Gesù, come nuovo Mosè, sale su un alto monte (v. 1), luogo per eccellenza dell’incontro con Dio e fu trasfigurato davanti a loro, entra cioè in uno stretto contatto con il Padre, tanto da brillare di forte luce e splendere di candore. In realtà, la trasfigurazione, simbolo del vero incontro con Dio (Anche Mosè ardeva in volto di forte luce dopo l’incontro con Javhè) è un momento fondamentale nella vita di questi tre discepoli che sono resi partecipi della gloria futura. Il ricordo di questo evento li dovrà sostenere e accompagnare nelle diverse vicende dolorose che di lì a poco si sarebbero consumate. A dare testimonianza a Gesù ci sono Mosè ed Elia (v. 3), simboli della Legge e delle parole dei profeti che in Cristo vengono portate a compimento, ma su tutte eccelle la voce del Padre che lo indica come proprio Figlio invitandoci ad ascoltarlo (v. 5).
Credo che la parte più importante di tutta la pericope a noi proposta, quest’oggi, sia proprio l’invito all’ascolto del Figlio di Dio, alla sua parola che non solo ristora il nostro cuore e le nostre deboli forze nel cammino della vita, ma che ci aiuta soprattutto a trasfigurare tutte quelle realtà per noi difficili e senza senso. È solo ponendo lo sguardo in lui che possiamo brillare di luce, luce che illumina tutti gli eventi che noi viviamo, tutta la nostra esistenza, dandogli un significato pieno e vero. Sì, il nostro essere cristiani deve porre le sue fondamenta sulla salda roccia della Parola facendo un po’ di silenzio dentro e fuori di noi per ascoltare come fare, cosa fare, come meglio vivere.
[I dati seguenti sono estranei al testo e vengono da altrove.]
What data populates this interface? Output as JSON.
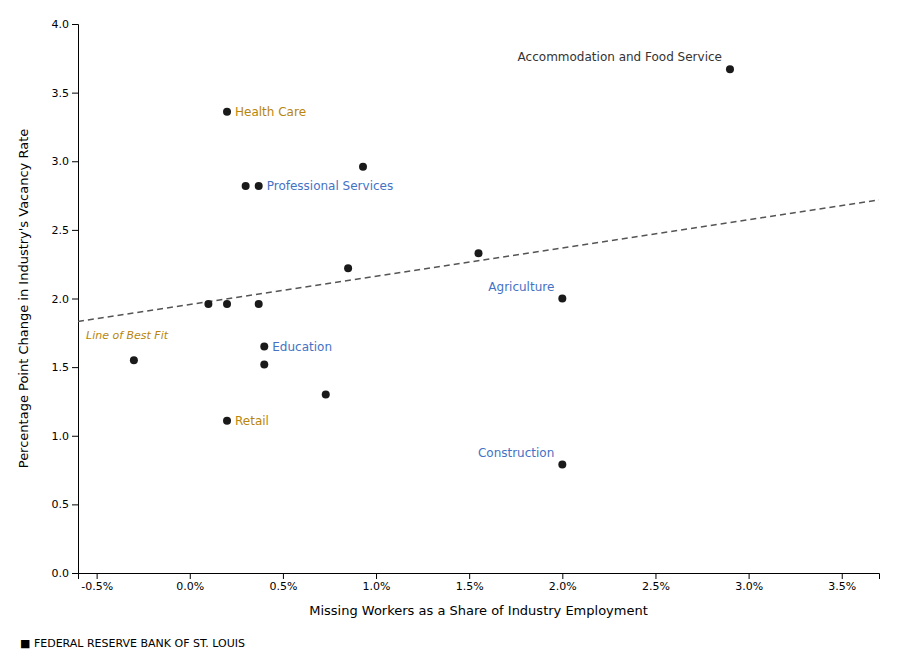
{
  "chart_data": {
    "type": "scatter",
    "xlabel": "Missing Workers as a Share of Industry Employment",
    "ylabel": "Percentage Point Change in Industry's Vacancy Rate",
    "footer": "■  FEDERAL RESERVE BANK OF ST. LOUIS",
    "xlim": [
      -0.006,
      0.037
    ],
    "ylim": [
      0.0,
      4.0
    ],
    "xticks": [
      {
        "value": -0.005,
        "label": "-0.5%"
      },
      {
        "value": 0.0,
        "label": "0.0%"
      },
      {
        "value": 0.005,
        "label": "0.5%"
      },
      {
        "value": 0.01,
        "label": "1.0%"
      },
      {
        "value": 0.015,
        "label": "1.5%"
      },
      {
        "value": 0.02,
        "label": "2.0%"
      },
      {
        "value": 0.025,
        "label": "2.5%"
      },
      {
        "value": 0.03,
        "label": "3.0%"
      },
      {
        "value": 0.035,
        "label": "3.5%"
      }
    ],
    "yticks": [
      {
        "value": 0.0,
        "label": "0.0"
      },
      0.5,
      {
        "value": 1.0,
        "label": "1.0"
      },
      1.5,
      {
        "value": 2.0,
        "label": "2.0"
      },
      2.5,
      {
        "value": 3.0,
        "label": "3.0"
      },
      3.5,
      {
        "value": 4.0,
        "label": "4.0"
      }
    ],
    "grid": false,
    "series": [
      {
        "type": "scatter",
        "marker": "circle",
        "color": "#1a1a1a",
        "x": [
          -0.003,
          0.001,
          0.002,
          0.002,
          0.002,
          0.003,
          0.0037,
          0.0037,
          0.004,
          0.004,
          0.0073,
          0.0085,
          0.0093,
          0.0155,
          0.02,
          0.02,
          0.029
        ],
        "values": [
          1.55,
          1.96,
          1.96,
          3.36,
          1.11,
          2.82,
          2.82,
          1.96,
          1.65,
          1.52,
          1.3,
          2.22,
          2.96,
          2.33,
          2.0,
          0.79,
          3.67
        ],
        "labels": [
          null,
          null,
          null,
          "Health Care",
          "Retail",
          null,
          "Professional Services",
          null,
          "Education",
          null,
          null,
          null,
          null,
          null,
          "Agriculture",
          "Construction",
          "Accommodation and Food Service"
        ],
        "label_colors": [
          null,
          null,
          null,
          "#b8860b",
          "#b8860b",
          null,
          "#4472c4",
          null,
          "#4472c4",
          null,
          null,
          null,
          null,
          null,
          "#4472c4",
          "#4472c4",
          "#333333"
        ]
      },
      {
        "type": "line",
        "name": "Line of Best Fit",
        "label_color": "#b8860b",
        "color": "#555555",
        "line_style": "dashed",
        "x": [
          -0.006,
          0.037
        ],
        "values": [
          1.8331,
          2.7183
        ]
      }
    ]
  }
}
La trasfigurazione, allora, diventa il luogo di incontro con Dio, così profondo, così entusiasmante che vorremmo fare proprio come Pietro, tre tende, per restare sempre con il Signore (v. 4); ma, “quando una stilla di rugiada è caduta su di te, non dimenticarti dei fratelli tuoi”, ci ricorda la nostra fondatrice, madre Ilia Corsaro. Quando abbiamo incontrato veramente il Signore e dato ascolto alla Sua Parola, abbiamo il dovere di portare agli altri questo messaggio di profonda gioia che dà luce a tutto il nostro essere, a tutto il nostro esistere. Non dobbiamo temere (v. 7), dobbiamo alzarci e diffondere ovunque, con la nostra vita rinnovata, la parola d’amore che conquista, trasforma, eleva (madre Ilia Corsaro).